DiárioDaQuerenta21: 01/04/20

Vivenciei o furacão Sandy em Nova York em 2012. Lembro da expectativa e ansiedade pelo caos. Na ocasião os mercados ficaram esvaziados de produtos, todos se preparando pra dias sem sair de casa. O furacão já havia passado por Cuba e causado muito estrago. E agora que ele vinha em direção a dita capital do mundo, gerava muito alvoroço no mundo todo. Só se falava nisso. Pra mim aquela sensação era muito nova e não fiquei assustado com a maioria das pessoas. Lembro que minha apresentação na cidade aconteceu um dia antes de absolutamente tudo fechar para a chegada do furacão prevista pra dois ou três dias depois. Até o metrô iria parar. Nem na guerra o metrô havia parado. E havia uma contagem regressiva agonizante. Me isolei na casa de uma amiga com outros amigos e cada um se focou nas suas atividades criativas. O pianista foi para o piano, a artista plástica foi pintar, a escritores foi escrever. Não me lembro do que eu fiz nesse período de isolamento. Estávamos proibidos de sair de casa e na expectativa do pior. Como estávamos numa área baixa do Brooklin, existia o risco de termos que fugir de lá. Estávamos no que chamavam de linha amarela, no limite da linha vermelha. Todos da linha vermelha haviam sido transferidos pra outras áreas. Lembro do celular da minha vida receber um aviso sonoro alto que muito nos surpreendeu. Era o aviso de que aquele era um momento crítico. Ela não sabia daquele toque que seu celular emitia quando as autoridades usavam algum mecanismo emergencial. No ápice da situação, eu fui até o quintal pra sentir o furacão na pele. Experiência louca que me gerou uma gripizinha (sério). Mas Sandy veio com menos força do que esperavam. Causou estragos nas áreas baixas da cidade, em Downtown de Manhattan e nas áreas beira do rio. Boa parte da cidade ficou sem luz e sem calefação por uma semana (estávamos no começo do inverno). Lembro de uma amiga que morava no SoHo e que não conseguia ficar em casa pelo frio que se juntou ao nosso isolamento. Nos dias seguintes após a dissolução de Sandy, percorremos as ruas constatando os estragos. Era realmente triste. Mas rapidamente eles se refizeram.

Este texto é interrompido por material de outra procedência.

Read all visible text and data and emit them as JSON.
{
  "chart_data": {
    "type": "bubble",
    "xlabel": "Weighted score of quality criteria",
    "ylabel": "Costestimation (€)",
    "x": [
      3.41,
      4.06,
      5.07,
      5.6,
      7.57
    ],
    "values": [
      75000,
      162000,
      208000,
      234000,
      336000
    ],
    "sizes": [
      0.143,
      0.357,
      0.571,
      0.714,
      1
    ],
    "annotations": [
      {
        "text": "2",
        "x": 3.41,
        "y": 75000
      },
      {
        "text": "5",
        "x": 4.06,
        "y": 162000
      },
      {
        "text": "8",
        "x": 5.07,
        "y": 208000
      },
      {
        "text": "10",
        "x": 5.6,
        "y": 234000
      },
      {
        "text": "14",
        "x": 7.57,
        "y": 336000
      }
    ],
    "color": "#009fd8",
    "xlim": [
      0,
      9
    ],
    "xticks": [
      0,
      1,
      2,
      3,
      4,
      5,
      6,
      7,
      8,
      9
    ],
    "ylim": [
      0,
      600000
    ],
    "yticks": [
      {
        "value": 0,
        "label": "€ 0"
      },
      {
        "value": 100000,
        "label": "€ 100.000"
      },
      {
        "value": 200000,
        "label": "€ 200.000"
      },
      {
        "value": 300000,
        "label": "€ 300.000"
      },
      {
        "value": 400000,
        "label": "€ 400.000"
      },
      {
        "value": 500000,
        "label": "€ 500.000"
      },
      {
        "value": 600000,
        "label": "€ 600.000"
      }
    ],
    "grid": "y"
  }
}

Lembrei hoje daquela nossa semi-quarentena tensa, mas lúdica, nesse momento de quarentena infindável. Lá havia muito medo da destruição e consequências que um furacão pode causar, mas ao menos sabíamos que não iria durar muito. Talvez a grande agonia desse momento que vivemos agora seja a sensação de que vai durar pra sempre. Não vai durar pra sempre, sabemos. Mas essa é a sensação, e a imprevisibilidade temporal desse confinamento gera tamanha ansiedade. Mais que furacão.